Di qui continua il salmo: “Cantate inni ecc…”3; la gioia cioè di essere nella pace con Dio. La liberazione dal peso del peccato, dalle catene, ma ancora di più: il possesso della grazia, cioè la comunicazione di vita con la Santissima Trinità, il rifiorire di un amore tanto più grande quanto più è diventato umile e consapevole della propria fragilità.

Avvenimento pasquale nella gloria dell’alleluia. Cristo trionfa del male, del mio male, della mia vera morte, del mio fallimento. Il tempo del peccato è una brutta sera, il momento di buio. Sorge presto il mattino radioso della risurrezione, il mattino di Pasqua in cui si ha la manifestazione efficace e meravigliosa dell’amore di Dio che è fedele alla nuova e eterna alleanza. Nell’anima si è compiuta una trasfigurazione a immagine di Cristo risorto. Le forze ritornano forti per la lotta in se stessi.

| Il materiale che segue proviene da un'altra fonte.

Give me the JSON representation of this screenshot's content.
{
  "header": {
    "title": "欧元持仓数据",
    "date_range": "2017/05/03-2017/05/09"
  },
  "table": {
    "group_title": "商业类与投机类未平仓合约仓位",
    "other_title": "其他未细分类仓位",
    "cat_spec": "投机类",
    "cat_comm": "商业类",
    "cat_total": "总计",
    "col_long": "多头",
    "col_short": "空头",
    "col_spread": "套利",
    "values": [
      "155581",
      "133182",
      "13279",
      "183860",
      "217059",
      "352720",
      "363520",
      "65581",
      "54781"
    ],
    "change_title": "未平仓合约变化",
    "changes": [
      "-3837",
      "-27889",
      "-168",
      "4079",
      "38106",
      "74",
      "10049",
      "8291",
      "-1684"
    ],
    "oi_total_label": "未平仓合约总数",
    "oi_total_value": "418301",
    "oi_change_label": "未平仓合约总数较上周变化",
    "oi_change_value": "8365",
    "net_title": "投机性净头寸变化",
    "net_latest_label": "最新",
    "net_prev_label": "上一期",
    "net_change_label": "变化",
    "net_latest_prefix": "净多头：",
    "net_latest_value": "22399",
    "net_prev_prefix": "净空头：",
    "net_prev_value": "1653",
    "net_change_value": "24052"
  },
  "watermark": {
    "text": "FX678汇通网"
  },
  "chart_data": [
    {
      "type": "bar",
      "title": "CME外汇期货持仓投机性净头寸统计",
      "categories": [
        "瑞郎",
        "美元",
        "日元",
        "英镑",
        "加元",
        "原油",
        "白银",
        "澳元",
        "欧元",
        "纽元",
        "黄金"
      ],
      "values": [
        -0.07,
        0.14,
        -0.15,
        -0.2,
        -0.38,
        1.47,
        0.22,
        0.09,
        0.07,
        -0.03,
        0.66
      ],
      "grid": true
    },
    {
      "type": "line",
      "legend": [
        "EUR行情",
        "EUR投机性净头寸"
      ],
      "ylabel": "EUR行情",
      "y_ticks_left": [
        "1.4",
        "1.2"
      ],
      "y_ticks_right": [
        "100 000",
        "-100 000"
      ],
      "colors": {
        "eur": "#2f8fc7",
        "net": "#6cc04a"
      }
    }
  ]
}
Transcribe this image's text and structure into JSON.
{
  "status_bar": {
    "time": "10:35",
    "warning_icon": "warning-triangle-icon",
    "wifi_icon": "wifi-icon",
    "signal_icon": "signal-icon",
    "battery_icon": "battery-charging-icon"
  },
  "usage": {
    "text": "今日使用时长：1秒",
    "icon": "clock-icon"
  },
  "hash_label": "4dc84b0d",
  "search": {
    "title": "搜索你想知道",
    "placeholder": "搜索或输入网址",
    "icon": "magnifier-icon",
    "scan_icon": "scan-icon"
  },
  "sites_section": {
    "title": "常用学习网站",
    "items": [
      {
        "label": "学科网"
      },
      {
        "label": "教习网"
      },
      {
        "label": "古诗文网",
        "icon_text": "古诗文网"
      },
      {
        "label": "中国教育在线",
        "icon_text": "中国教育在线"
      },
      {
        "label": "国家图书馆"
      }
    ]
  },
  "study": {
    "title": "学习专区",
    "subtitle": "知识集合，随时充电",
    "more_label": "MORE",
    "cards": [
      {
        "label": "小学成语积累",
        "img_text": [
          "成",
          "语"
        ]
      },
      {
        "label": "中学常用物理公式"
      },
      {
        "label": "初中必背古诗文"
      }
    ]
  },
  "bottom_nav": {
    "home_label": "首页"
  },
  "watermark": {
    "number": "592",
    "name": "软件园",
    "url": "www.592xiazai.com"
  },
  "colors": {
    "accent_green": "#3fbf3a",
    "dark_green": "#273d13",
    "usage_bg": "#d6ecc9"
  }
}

Non è la sicurezza superficiale fondata su se stessi: “Nella mia prosperità ecc...”4. La sicurezza è lo Spirito Santo che è l’Amore che unisce il Padre e il Figlio e che unisce ancora i peccatori riconciliati con il Padre e il Figlio e li unisce nella Chiesa e con la Chiesa di cui è l’anima.

“A te grido ecc…”5. Sarà in una dipendenza sentita e vissuta che sboccerà, una sicurezza incredibilmente gagliarda. La nostra estrema povertà, perché siamo polvere – “Ti potrà forse lodare la polvere?”6 –, non ci potrà impedire la lode e la gloria, proprio perché lui è fedele e “solleva dalla polvere il misero” (1Sam 2,8).

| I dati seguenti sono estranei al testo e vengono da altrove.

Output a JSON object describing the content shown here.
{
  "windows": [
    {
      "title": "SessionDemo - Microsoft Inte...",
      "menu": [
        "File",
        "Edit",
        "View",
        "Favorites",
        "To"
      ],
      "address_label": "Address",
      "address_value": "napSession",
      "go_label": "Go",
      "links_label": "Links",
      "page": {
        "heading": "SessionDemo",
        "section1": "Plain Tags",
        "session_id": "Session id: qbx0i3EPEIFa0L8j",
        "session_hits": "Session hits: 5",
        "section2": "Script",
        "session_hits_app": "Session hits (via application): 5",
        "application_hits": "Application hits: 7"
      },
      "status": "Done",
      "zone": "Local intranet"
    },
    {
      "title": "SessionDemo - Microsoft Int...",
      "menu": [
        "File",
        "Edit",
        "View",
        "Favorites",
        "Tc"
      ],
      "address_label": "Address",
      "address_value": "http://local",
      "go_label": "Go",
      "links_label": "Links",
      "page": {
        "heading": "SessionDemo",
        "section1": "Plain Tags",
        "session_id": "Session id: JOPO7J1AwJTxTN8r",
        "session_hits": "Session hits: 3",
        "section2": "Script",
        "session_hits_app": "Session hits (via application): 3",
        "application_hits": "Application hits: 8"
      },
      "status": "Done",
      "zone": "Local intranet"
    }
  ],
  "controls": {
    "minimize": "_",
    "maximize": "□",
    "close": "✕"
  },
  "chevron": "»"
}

“Si fa più festa nel Regno di Dio per un peccatore che si converte che per novantanove giusti”7, così come sia cruciale prudenza il dolore.

Si possono ben applicare le parole del profeta: “Deponi, o Gerusalemme, la veste del lutto e dell\'afflizione, rivèstiti dello splendore della gloria che ti viene da Dio per sempre ecc...”8. L’opera dello Spirito Santo è essenzialmente un’opera di gioia, che porta alla gioia vera, alla pace piena. Tutto cambia: il sacco di penitenza in abito di gioia9.

Ci rinnova in tutto. La preghiera è il suo dono: ci rende capaci di pregare, ci rende partecipi della preghiera di Cristo, e perciò della sua confidenza e della sua gioia. Particolarmente la liturgia è la sua grazia, segna il passaggio dello Spirito Santo nella sua Chiesa” (Sacrosanctum Concilium, 43); la Liturgia, che è l’esercizio del sacerdozio di Gesù Cristo. “In essa, per mezzo di segni sensibili, viene significata e in modo proprio a ciascuno di essi realizzata la santificazione dell’uomo e viene esercitato dal Corpo Mistico di Gesù Cristo, cioè dal Capo e dalle sue membra, il culto pubblico integrale” (Sacrosanctum Concilium, 7).

“Nella Liturgia terrena noi partecipiamo, pregustandola, a quella celeste che viene celebrata nella santa città di Gerusalemme, verso la quale tendiamo come pellegrini, dove il Cristo siede alla destra di Dio quale ministro del santuario, del vero tabernacolo; insieme con tutte le schiere delle milizie celesti cantiamo al Signore l’inno di gloria; ricordando con venerazione i Santi, speriamo di ottenere un qualche posto con essi, e aspettiamo, quale Salvatore, il Signore nostro Gesù Cristo, fino a quando egli apparirà, nostra vita, e noi appariremo con Lui nella gloria”(Sacrosanctum Concilium, 8).

Sentiamo così sempre la liturgia come la grande epiclesi, perché invii lo Spirito Santo ai figli e li conduca nella consumazione della gloria.